The celebrity in question is Oprah Winfrey, who also happens to own a reported 10% stake in the beneficiary of yesterday's 5% move, Weight Watchers (WTW) . Oprah herself saw a $3.6 million increase in the value of her WTW stake, which equates to $90,000 for each pound she lost. That's not a bad payday, or incentive. That would sure as heck motivate me to get to work on the additional 10 pounds that I'd like to shed.
Despite my recent column that contained a bullish view on WTW for 2017, the Oprah story, which was all over the news, made me cringe. In my rather myopic view, it was not worthy of a 5% uptick in the stock, and not the type of catalyst that will stick. However, it does put WTW back in the spotlight, and it was great press. Coupled with Oprah's new Weight Watchers ads, we'll see where this goes. But make no mistake -- the company must deliver on revenue and earnings. Oprah can't do it all by herself.

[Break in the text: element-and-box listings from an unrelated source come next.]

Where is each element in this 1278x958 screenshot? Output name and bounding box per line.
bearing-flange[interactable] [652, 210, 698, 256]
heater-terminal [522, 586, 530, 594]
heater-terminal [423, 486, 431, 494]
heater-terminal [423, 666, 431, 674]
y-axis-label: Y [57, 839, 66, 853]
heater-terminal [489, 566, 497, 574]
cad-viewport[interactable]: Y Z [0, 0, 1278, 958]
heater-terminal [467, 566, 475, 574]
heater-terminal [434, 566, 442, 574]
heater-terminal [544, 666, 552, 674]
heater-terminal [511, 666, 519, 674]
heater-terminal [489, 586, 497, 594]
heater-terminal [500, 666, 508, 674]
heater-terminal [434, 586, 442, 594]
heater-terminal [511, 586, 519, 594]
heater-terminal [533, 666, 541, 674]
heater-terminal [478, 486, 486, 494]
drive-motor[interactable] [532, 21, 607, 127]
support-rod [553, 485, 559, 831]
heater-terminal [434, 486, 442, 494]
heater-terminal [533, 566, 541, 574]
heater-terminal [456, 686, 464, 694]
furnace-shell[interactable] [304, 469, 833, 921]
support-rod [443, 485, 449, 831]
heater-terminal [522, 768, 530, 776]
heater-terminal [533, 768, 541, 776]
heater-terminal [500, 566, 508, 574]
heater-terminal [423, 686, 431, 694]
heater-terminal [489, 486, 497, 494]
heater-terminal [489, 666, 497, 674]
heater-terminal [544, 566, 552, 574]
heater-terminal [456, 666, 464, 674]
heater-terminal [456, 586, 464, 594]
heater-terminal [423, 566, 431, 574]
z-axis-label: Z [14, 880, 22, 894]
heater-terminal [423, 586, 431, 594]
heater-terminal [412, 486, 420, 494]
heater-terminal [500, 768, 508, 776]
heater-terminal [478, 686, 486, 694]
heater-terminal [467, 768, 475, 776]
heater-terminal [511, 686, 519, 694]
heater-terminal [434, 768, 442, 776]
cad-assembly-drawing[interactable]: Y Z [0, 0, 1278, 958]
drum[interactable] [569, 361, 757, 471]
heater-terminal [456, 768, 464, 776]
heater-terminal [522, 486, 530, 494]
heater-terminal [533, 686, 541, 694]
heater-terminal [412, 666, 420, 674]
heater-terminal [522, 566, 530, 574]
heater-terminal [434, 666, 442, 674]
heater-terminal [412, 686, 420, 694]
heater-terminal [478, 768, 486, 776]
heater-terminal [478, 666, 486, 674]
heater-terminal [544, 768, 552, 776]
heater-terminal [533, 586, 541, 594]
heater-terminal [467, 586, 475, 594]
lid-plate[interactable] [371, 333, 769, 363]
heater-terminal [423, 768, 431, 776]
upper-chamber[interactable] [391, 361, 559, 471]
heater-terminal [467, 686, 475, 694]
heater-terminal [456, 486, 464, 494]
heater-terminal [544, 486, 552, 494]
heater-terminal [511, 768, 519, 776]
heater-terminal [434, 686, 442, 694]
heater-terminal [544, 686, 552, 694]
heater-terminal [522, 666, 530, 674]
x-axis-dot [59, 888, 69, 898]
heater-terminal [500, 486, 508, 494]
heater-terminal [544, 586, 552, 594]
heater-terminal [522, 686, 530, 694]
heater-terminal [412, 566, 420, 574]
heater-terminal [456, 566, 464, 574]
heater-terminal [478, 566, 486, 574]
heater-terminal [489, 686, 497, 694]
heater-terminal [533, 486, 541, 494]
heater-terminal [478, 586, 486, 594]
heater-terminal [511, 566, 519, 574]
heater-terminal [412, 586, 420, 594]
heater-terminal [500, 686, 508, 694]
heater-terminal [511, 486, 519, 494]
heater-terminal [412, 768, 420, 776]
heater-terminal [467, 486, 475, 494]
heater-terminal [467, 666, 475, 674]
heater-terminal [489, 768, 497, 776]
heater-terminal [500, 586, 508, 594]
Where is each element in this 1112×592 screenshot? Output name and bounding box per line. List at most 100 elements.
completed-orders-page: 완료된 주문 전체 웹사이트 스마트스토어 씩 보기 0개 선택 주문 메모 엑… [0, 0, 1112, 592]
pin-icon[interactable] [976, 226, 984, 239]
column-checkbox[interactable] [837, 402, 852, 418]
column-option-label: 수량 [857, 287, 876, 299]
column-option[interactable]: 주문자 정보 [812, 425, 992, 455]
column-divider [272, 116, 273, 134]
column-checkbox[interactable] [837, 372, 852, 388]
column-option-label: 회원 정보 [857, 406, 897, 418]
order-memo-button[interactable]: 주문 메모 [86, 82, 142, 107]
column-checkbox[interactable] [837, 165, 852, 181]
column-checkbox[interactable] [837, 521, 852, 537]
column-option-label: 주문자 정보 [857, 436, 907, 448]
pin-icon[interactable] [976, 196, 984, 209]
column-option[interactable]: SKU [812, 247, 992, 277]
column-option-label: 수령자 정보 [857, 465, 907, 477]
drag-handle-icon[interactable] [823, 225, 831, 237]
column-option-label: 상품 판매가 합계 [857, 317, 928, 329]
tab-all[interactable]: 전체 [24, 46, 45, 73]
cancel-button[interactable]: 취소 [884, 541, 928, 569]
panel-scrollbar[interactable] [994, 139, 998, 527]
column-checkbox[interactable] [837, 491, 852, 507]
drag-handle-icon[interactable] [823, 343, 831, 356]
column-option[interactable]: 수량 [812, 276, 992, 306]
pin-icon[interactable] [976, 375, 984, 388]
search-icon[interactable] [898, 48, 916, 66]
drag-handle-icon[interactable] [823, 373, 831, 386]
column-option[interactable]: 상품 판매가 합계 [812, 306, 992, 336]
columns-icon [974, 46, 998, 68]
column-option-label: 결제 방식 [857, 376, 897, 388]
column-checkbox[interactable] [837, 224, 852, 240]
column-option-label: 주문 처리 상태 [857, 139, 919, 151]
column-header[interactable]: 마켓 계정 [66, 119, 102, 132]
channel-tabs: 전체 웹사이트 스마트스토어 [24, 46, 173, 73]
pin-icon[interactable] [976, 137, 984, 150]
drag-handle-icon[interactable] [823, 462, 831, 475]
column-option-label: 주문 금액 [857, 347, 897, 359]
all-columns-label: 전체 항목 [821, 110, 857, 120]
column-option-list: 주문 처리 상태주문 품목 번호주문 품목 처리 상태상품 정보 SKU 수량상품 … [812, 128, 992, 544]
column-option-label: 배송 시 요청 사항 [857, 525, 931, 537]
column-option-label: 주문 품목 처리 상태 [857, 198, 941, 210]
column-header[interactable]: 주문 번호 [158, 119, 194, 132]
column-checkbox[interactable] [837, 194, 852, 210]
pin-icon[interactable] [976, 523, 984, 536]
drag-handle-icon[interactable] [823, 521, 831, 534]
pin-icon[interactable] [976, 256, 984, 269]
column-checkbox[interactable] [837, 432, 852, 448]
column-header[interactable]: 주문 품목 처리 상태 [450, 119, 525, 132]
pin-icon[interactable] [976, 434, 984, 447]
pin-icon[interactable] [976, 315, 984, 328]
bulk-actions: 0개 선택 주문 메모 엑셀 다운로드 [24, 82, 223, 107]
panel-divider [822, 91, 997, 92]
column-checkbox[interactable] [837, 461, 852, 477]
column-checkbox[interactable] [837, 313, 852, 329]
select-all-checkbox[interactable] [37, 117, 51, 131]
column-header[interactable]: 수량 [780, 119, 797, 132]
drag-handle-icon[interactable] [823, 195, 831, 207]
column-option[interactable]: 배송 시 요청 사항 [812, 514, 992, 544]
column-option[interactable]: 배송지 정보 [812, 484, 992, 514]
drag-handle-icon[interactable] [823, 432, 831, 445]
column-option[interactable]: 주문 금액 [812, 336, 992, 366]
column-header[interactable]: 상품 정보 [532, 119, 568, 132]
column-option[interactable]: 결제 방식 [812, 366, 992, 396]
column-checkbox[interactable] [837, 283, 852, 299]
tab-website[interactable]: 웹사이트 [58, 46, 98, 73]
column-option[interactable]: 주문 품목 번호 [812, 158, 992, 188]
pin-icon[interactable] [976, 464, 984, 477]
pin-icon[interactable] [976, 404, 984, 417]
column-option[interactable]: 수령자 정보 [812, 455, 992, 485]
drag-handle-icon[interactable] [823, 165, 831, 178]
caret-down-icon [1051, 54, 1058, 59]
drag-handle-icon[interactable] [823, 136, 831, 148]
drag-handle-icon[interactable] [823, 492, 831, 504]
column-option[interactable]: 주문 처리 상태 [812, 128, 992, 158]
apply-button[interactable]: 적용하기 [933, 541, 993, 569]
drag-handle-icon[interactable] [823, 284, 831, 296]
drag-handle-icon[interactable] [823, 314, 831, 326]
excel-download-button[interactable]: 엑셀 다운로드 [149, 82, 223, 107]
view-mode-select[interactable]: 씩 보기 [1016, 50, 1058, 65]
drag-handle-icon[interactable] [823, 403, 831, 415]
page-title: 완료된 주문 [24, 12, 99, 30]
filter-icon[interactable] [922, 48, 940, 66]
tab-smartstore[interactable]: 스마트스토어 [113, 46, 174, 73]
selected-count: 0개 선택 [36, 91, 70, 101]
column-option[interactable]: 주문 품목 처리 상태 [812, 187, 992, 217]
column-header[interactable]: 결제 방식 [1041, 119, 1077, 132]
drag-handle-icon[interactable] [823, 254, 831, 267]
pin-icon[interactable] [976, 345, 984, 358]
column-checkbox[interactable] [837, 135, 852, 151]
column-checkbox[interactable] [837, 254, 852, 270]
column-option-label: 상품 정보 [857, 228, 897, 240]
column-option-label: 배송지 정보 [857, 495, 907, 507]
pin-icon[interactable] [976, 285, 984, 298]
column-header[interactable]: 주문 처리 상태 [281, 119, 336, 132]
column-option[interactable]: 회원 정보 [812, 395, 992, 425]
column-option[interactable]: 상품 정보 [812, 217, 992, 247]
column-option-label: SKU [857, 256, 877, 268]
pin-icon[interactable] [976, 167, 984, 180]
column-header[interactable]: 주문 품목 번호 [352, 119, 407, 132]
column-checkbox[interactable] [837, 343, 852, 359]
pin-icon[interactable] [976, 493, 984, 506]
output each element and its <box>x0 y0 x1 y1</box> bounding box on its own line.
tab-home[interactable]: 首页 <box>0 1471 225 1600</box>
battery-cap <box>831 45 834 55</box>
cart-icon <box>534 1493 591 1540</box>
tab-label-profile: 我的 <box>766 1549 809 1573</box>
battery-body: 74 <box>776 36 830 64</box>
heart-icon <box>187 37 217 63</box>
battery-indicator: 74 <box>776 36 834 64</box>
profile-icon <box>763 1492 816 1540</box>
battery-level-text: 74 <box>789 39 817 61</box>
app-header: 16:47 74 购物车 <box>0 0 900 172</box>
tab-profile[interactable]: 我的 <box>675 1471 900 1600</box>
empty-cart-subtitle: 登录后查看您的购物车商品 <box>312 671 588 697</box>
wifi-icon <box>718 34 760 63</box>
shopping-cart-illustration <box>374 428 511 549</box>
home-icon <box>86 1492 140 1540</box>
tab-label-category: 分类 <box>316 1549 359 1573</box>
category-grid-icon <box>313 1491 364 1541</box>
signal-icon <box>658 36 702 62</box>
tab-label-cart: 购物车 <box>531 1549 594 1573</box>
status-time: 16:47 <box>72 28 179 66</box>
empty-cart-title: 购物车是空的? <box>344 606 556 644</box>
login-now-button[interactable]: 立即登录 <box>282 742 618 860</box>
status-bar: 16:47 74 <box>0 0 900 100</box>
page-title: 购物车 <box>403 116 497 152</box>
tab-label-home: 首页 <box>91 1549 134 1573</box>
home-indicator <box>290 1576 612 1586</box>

Admittedly, I also did not believe that the frenzy created by Winfrey's purchase of that 10% stake in October 2015 would stick, either. That tidbit of news sent WTW shares up 105% to about $14 a share. That was just the beginning of a mini-frenzy in the stock, which nearly doubled again by the following month. In summary, WTW shares quadrupled in the month following Oprah's purchase. At the height, she turned a $43.2 million investment into more than $178 million. That, of course, was not to last.
Despite all the hype, if you can't meet earnings and revenue expectations, Oprah or no Oprah, you will get hurt, and that's what happened to WTW. Shares experienced their own version of weight loss (measured in dollars and not pounds), falling below $10 by this past September.
So yesterday's move, as questionable as it is, is minor in comparison, and displays a more cautious optimism by investors than last year's spectacle. Perhaps it's a bit of "boy who cried wolf" sentiment. The proof will be in the pudding (no pun intended), and whether the company can deliver on consensus earnings estimates for 2017 and 2018, which currently imply forward price/earnings ratios of 10x and 9x, respectively.